Bekasi TV NEWS
SYARIAH

Kebaikan Akhlak Aisha Membuat 30 Orang Menjadi Mualaf

Aisha Bhutta (Foto: muslimconvert)

AKHLAK yang terpancar dari Debbie Rogers menjadi kuncinya menjadi perantara hidayah Allah bagi keluarganya. Perempuan mualaf asal Skotlandia yang belakangan berganti nama menjadi Aisha ini membuat 30 orang keluarga, kerabat dan koleganya memeluk Islam.

”Tidak ada penyesalan sama sekali dengan keputusan saya untuk memeluk agama Islam bahkan sebaliknya saya sangat senang karena dapat membantu keluarga dan beberapa sahabat untuk masuk dan memeluk agama Islam,”jelas Debbie dilansir dari Aboutislam.net, Minggu (27/4/2020).

Debbie sendiri memilih menjadi mualafkarena kesadaran pribadi. Kerap kali ia melihat sahabat semasa kecilnya, Mohammed sholat di sela waktu menunggu pelanggan di toko. Melihat itu, ia yang berumur 10 tahun seperti merasa ada kedamaian dan ketenangan.

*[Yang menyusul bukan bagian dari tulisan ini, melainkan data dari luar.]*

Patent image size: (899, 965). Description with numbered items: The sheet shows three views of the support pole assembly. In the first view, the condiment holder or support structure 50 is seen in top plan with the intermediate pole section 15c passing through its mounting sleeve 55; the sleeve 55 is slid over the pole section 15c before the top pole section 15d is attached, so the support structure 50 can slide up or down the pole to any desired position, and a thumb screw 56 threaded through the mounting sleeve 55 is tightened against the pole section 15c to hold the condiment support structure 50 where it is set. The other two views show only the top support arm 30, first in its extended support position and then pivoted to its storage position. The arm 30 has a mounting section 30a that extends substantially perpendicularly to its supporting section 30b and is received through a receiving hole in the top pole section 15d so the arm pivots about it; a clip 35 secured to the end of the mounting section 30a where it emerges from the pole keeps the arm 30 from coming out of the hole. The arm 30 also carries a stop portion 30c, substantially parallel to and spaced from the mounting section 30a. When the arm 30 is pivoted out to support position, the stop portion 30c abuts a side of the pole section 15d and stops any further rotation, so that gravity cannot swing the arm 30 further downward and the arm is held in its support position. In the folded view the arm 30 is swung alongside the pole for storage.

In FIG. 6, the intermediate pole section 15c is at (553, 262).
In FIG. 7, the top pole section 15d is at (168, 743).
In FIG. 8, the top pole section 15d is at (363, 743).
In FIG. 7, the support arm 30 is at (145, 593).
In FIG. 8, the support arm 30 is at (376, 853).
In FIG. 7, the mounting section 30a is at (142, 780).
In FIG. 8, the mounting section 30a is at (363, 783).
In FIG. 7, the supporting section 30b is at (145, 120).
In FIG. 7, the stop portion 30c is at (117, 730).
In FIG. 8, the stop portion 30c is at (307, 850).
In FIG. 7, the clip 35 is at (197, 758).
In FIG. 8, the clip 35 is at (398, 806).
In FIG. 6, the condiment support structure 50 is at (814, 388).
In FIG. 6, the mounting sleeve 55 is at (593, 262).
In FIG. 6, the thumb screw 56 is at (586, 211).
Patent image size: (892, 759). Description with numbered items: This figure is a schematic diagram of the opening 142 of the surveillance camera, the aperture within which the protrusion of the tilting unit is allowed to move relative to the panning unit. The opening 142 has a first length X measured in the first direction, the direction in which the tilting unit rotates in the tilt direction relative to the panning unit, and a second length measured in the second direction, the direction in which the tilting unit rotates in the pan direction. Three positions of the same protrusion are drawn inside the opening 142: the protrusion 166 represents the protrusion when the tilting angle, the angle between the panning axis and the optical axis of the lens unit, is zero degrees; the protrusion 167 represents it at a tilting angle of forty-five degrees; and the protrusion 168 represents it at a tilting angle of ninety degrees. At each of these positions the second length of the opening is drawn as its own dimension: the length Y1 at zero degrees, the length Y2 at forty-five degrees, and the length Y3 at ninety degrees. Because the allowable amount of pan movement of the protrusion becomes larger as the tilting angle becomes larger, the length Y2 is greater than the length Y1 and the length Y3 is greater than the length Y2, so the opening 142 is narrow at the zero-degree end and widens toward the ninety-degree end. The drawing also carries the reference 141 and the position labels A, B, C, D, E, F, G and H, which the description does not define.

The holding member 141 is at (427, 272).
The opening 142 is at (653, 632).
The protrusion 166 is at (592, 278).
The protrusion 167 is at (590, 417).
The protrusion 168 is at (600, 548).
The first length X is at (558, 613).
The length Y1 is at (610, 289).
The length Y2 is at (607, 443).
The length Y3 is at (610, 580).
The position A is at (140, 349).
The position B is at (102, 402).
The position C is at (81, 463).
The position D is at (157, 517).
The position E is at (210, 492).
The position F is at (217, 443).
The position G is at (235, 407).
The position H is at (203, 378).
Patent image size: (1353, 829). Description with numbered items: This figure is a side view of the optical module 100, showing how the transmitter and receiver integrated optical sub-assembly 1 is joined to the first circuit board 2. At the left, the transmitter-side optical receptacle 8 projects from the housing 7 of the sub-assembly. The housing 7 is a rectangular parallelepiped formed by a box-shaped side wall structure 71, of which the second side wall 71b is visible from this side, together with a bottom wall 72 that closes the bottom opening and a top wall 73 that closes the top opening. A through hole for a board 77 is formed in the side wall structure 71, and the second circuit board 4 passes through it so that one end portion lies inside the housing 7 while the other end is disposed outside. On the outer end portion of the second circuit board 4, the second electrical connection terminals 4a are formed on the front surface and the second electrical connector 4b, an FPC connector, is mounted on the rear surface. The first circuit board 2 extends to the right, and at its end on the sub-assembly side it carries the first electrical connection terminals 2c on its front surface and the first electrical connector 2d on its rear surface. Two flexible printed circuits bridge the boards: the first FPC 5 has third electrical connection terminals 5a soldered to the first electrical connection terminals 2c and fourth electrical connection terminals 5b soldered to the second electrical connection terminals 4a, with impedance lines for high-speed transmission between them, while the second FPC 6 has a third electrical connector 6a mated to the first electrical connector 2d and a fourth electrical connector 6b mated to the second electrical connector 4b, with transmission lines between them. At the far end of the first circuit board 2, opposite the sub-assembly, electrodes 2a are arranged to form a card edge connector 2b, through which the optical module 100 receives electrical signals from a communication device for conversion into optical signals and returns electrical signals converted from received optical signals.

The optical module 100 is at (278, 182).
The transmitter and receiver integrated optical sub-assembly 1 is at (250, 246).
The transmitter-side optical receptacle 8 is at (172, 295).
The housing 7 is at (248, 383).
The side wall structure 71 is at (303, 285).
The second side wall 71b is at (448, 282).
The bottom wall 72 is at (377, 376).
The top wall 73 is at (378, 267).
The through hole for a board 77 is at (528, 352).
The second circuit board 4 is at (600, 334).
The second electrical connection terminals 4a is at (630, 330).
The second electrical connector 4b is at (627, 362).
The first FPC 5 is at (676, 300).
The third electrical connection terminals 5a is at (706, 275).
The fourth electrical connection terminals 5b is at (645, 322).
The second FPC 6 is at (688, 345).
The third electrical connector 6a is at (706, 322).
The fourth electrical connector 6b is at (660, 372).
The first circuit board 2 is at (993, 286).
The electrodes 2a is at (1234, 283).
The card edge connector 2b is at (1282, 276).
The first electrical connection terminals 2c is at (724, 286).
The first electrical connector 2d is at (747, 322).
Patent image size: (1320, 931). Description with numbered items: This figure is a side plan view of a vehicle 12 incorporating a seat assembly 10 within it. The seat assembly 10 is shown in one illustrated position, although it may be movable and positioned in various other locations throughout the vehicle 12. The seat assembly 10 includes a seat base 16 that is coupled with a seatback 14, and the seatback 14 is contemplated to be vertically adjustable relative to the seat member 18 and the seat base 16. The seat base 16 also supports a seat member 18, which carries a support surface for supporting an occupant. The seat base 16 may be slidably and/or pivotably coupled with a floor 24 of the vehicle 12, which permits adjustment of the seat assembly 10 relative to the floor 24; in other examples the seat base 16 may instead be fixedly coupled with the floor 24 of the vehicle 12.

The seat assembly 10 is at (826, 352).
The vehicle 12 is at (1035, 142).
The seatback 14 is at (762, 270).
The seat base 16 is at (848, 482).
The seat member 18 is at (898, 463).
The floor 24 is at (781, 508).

Mohammed tak segan menjelaskan lebih dalam tentang Islam kepada Debbie saat itu tentang ibadah wajib yang ia lakukan lima waktu dalam sehari. Hati Debbie sedikit demi sedikit tergugah mendengar penuturan sang sahabat.

Gadis yang terlahir dari keluarga non muslim yang taat ini pun memilih Islam sebagai jalan hidupnya pada usia ke-16 tahun. Namanya pun berganti menjadi Aisha. Ketaatannya belajar agama Islam dan mempelajari Alquran patut diacungi jempol. Ia berhasil mengkhatamkan Alquran hanya dalam waktu setahun setelah menjadi mualaf.

Tak disangka, hubungan Mohammed dan Aisha semakin dekat. Namun, niat pria tersebut melamar Aisha terganjal restu dari orangtua Mohammed. Sosok Aisha masih dianggap seperti karakter perempuan berbudaya Barat dan akan menyesatkan kehidupan Mohammed.

Keteguhan hati pasangan ini pelan-pelan membuahkan hasil. Hubungan mereka berdua direstui dan pernikahan dilangsungkan di masjid setempat. Bahkan Aisha menggunakan gaun yang dijahit sendiri oleh ibu mertuanya.

Dakwah Kepada Keluarga

Enam tahun setelah pernikahannya, Aisha mempunyai misi untuk mengajak seluruh keluarganya menjadi mualaf. Ia mulai mengenalkan esensi Islam kepada ayah dan ibunya. Caranya dengan memberikan sedikit contoh perubahan dalam dirinya yang tidak lagi merendahkan dan membicarakan orang dari belakang.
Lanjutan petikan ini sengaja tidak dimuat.